In one of those funny little coincidences, I have sung The Servant Song in both of "my" two churches in the past two weeks.


The first time was two weeks ago, in our Old Home Church. We made a quick trip up to MB to celebrate my grandmother's 90th birthday and catch up with all the other relatives who came out. It was a heart-brimming kind of a day, and it started with church in the morning.

(Also: there was communion. I have not remained dry-eyed during communion for approximately eight years. There's something all God's banquet table and community and holiness of the jumble of humanity about it.)

The second time was today at my New Home Church. This time, instead of singing from the pews, looking up at the screen for the lyrics, and catching the eye of smiling old friends, I sang it from the piano, where I played along with our fledgling worship team, sending smiles out towards the congregation as they held their hymnbooks.

My favourite line from that song is this one:

I will hold the Christ-light for you, in the nighttime of your fear...

I know that fear. The darkest, deepest parts of night. The down-in-the-bowels, depths-of-despair, stomach-knotting, oh-God-help-me fear. The kind where the days are one torturous, agonizingly slow minute plodding after another, but they're still preferable to the nights where you're alone with the "what if"s and the "why"s and "now what do I do?"s.

Years ago, I often went to my Old Home Church carrying that fear with me. I wept through many services in the back pew. It was horrible.

But.

It was a church where it was okay to weep. It was okay to be scared.

Because I wasn't alone. I was surrounded by people who loved me, who cared about me, and who did everything they could to guide me through that nighttime of my fear, carrying that light for me (since I had no strength to do much more than take each small step), until we got to the other side of it together.

When we moved to Minneapolis, I felt the loss of those Christ-light holders so keenly. I felt frightened - not the same dark fear - but still, apprehensive. We were this little island, just the four of us, alone in a strange city, dependent entirely on each other.

I've always said that you know you're safe when you have The List. The list of people that you could call at 3 am, and that you know would respond unhesitatingly to whatever emergency warranted a call in the middle of the night. I had to leave that list behind when we moved, and it was pretty scary to not have it.

Days like today remind me that I have a new version of The List. I hope that I won't ever experience that nighttime of fear again, but if I do, I've got a whole bunch of people I can call. Like our church small group, including the retired couple who act as emergency contacts for our kids in case something happens.

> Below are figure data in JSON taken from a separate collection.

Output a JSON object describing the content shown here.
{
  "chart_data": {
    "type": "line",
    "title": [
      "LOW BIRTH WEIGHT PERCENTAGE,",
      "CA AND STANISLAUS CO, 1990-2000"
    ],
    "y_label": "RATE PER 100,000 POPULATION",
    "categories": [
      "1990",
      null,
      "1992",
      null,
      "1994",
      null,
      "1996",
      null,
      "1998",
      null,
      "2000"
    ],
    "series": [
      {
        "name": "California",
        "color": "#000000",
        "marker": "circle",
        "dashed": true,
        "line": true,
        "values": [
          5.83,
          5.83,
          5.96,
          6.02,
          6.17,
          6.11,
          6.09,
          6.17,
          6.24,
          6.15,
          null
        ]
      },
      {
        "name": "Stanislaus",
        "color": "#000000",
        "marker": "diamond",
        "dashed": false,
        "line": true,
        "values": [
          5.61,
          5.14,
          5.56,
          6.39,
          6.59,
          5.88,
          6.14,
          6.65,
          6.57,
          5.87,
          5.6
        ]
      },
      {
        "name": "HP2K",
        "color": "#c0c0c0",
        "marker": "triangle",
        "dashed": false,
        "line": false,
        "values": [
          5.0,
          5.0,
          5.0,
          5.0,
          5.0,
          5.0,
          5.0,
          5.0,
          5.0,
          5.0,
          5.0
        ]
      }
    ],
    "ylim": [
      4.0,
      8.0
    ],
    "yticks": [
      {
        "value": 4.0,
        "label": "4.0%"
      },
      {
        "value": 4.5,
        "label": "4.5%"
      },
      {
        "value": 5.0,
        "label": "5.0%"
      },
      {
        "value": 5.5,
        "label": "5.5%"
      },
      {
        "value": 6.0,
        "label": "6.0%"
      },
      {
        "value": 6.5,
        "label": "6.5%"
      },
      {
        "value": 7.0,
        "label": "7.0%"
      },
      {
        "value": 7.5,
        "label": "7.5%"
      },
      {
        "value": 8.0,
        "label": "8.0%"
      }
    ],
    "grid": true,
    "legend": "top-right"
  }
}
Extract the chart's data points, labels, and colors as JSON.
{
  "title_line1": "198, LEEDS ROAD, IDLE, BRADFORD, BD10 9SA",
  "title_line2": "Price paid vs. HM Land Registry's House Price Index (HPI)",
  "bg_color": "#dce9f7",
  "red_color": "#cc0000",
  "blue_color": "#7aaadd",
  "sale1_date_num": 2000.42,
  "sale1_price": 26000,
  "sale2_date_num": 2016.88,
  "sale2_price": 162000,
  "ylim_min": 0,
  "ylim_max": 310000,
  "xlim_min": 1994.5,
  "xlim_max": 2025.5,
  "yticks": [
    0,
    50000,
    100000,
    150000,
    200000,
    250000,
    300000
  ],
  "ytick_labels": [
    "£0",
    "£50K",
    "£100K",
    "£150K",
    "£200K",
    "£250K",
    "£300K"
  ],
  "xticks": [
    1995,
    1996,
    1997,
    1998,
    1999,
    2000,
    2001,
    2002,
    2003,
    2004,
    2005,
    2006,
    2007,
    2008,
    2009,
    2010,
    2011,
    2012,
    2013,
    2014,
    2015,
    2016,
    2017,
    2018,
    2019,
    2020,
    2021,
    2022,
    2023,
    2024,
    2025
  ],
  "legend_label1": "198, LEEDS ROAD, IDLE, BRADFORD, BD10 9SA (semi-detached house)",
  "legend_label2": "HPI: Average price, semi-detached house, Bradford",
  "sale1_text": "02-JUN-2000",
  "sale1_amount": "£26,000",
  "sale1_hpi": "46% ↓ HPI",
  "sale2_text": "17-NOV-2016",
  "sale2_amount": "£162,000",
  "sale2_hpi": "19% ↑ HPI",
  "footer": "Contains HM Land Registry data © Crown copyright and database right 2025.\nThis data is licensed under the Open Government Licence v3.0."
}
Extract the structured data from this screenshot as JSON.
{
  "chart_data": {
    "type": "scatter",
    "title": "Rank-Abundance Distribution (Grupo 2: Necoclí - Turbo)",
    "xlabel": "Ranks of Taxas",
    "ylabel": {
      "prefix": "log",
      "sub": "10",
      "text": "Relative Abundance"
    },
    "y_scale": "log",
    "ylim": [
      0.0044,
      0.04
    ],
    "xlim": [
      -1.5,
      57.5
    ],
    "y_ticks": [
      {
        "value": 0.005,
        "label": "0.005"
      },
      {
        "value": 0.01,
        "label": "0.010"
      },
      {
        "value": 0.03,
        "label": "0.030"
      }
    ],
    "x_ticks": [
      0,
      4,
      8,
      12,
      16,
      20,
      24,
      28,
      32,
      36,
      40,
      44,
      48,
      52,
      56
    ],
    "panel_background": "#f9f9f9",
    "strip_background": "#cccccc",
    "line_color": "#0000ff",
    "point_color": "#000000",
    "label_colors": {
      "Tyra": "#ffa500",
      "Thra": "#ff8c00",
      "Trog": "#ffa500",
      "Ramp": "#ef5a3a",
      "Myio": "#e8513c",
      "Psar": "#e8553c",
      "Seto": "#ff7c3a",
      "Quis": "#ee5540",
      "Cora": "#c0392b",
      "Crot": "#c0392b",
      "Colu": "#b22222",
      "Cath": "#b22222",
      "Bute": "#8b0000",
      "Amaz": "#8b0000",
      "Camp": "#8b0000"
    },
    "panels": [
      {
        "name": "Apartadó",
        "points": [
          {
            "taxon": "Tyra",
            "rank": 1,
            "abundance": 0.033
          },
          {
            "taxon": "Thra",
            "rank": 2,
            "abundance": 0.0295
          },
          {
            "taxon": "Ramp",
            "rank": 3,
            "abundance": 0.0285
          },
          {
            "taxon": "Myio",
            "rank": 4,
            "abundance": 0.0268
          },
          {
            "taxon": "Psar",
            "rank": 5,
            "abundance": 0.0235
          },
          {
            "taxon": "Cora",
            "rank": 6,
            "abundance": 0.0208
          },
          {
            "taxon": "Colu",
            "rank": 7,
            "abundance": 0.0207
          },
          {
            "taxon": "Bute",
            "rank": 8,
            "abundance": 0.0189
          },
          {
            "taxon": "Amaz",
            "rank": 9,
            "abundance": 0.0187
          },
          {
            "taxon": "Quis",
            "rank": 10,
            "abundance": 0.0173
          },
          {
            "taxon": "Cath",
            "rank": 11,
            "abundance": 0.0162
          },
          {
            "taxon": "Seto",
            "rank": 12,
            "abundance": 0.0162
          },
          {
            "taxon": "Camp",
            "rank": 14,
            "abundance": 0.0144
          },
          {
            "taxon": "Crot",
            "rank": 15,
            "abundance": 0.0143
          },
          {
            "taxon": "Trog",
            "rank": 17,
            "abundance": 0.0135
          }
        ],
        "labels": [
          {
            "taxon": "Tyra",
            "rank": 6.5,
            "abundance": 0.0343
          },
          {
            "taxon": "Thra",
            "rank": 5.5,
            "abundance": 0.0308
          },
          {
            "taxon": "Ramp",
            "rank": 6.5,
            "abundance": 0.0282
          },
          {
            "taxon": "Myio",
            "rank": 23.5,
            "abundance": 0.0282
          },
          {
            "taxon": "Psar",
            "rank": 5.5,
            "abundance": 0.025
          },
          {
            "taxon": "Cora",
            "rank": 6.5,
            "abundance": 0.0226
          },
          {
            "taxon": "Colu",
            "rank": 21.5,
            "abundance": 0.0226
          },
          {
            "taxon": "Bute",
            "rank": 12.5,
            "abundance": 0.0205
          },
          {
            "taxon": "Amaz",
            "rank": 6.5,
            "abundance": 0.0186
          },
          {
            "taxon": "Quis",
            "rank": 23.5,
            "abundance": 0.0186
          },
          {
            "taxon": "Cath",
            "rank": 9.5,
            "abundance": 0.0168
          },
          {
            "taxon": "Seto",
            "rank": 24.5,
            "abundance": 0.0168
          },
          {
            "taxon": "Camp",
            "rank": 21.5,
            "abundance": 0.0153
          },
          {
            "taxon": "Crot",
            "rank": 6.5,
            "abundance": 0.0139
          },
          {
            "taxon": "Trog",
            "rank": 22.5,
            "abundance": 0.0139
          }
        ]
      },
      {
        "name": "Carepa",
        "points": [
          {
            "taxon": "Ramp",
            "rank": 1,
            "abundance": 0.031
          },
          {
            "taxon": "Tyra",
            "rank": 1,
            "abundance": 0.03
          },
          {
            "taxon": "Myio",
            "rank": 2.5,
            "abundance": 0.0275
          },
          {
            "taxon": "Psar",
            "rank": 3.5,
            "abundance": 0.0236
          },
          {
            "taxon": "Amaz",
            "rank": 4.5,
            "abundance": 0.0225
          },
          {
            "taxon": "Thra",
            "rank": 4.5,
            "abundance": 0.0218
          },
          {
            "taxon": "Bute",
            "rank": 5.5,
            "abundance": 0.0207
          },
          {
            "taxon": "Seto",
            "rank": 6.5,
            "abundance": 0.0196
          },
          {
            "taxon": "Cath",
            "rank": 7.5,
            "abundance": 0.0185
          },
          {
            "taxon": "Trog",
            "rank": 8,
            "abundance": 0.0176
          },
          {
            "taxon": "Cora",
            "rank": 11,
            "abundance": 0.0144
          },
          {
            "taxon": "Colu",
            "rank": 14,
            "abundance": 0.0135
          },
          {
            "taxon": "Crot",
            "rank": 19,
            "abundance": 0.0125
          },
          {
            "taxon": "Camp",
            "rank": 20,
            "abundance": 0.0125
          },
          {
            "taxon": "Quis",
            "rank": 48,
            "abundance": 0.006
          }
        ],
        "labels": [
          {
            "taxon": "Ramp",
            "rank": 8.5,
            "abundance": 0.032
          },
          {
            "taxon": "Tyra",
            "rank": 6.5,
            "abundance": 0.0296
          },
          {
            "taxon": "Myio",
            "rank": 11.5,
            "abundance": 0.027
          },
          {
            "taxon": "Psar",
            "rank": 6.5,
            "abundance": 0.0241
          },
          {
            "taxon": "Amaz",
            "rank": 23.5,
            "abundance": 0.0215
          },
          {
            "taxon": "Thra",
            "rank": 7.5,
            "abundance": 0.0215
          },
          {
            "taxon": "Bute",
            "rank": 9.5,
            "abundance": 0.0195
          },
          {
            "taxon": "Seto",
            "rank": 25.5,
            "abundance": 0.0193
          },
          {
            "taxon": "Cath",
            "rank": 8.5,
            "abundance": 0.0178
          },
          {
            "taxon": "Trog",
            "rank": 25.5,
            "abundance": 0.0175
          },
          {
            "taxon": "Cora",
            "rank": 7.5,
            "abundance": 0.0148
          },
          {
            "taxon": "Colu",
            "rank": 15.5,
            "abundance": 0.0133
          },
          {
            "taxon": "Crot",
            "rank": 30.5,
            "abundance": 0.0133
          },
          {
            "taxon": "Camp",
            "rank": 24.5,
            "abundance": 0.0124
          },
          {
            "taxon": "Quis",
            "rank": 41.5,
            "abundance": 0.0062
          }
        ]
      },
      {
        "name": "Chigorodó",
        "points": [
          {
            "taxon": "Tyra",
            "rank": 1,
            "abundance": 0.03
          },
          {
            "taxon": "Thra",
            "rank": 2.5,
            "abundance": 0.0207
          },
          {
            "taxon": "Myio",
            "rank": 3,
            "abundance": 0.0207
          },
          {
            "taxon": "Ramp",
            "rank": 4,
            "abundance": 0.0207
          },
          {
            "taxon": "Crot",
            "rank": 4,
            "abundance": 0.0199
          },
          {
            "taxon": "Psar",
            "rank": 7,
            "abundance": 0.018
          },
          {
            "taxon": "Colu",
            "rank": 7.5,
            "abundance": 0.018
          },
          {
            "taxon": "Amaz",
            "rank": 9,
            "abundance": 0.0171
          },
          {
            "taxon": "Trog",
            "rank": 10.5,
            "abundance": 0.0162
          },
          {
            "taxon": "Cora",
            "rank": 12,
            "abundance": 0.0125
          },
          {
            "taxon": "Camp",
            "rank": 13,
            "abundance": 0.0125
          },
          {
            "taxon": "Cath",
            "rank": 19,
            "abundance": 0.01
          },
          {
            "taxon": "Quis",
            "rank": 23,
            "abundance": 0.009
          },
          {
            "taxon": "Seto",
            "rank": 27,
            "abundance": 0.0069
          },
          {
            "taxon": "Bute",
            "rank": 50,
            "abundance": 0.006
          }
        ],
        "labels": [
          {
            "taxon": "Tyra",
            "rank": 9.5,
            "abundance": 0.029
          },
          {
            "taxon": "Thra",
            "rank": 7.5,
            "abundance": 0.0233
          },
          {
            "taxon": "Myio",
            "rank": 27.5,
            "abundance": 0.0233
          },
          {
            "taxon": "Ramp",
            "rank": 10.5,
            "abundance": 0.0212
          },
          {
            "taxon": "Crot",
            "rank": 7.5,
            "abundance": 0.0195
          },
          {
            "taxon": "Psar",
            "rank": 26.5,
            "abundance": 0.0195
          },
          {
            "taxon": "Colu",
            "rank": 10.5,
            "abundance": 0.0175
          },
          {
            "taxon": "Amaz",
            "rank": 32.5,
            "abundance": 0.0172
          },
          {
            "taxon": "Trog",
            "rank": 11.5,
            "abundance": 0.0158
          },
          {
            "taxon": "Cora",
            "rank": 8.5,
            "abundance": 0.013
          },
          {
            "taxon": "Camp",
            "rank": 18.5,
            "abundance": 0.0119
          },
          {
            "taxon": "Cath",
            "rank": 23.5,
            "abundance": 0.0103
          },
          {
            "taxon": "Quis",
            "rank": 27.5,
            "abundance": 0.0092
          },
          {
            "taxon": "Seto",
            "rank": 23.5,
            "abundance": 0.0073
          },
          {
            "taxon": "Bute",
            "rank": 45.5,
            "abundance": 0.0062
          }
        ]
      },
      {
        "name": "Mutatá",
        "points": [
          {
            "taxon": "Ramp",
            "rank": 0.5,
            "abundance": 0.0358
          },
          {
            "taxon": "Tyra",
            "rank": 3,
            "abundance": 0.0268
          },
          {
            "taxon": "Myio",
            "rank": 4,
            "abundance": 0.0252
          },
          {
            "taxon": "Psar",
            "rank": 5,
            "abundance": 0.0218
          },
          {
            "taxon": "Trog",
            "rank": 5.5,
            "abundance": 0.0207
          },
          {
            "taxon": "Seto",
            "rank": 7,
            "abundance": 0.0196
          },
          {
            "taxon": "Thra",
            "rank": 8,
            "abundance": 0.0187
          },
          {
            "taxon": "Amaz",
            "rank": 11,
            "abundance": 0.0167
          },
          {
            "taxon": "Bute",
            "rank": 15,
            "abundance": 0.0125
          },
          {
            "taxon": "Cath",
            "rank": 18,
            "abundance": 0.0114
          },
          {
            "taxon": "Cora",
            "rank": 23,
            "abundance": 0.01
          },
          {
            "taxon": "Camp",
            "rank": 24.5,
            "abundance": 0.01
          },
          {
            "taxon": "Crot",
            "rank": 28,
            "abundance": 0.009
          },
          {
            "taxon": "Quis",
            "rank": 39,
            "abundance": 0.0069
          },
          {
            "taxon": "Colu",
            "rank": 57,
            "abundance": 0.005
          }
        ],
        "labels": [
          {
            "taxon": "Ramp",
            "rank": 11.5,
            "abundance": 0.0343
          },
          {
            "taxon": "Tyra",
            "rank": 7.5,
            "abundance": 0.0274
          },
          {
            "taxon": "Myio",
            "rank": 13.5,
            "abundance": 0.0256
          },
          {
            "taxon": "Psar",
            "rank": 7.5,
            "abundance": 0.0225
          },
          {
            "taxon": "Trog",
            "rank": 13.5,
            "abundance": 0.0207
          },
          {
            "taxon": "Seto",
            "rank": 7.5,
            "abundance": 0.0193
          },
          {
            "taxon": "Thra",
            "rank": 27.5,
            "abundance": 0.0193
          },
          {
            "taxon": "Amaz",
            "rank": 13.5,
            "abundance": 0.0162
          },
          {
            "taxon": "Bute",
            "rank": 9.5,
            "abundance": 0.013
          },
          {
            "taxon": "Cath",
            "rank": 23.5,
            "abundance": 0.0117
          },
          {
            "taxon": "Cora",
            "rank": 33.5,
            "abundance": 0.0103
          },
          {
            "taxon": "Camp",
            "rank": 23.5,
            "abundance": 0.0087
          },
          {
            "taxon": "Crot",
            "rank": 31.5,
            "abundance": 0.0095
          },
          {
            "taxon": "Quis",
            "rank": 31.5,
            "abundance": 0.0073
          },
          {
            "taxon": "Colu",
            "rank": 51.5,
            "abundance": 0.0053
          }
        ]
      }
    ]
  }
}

It feels so good to have The List again. Everyone needs one; it's a cold and lonely feeling to think you're in it all alone. I've had that feeling, and I don't anymore, which is why I love being in church and singing songs that remind me of that....

I will hold my hand out to you, speak the peace you long to hear....

1 comments:

Marilyn P March 7, 2011 at 8:54 AM  

Beautiful ... but you should have warned me I'd need a kleenex to read this one! I, too, love my church family and would have been lost without it. Blessings on you!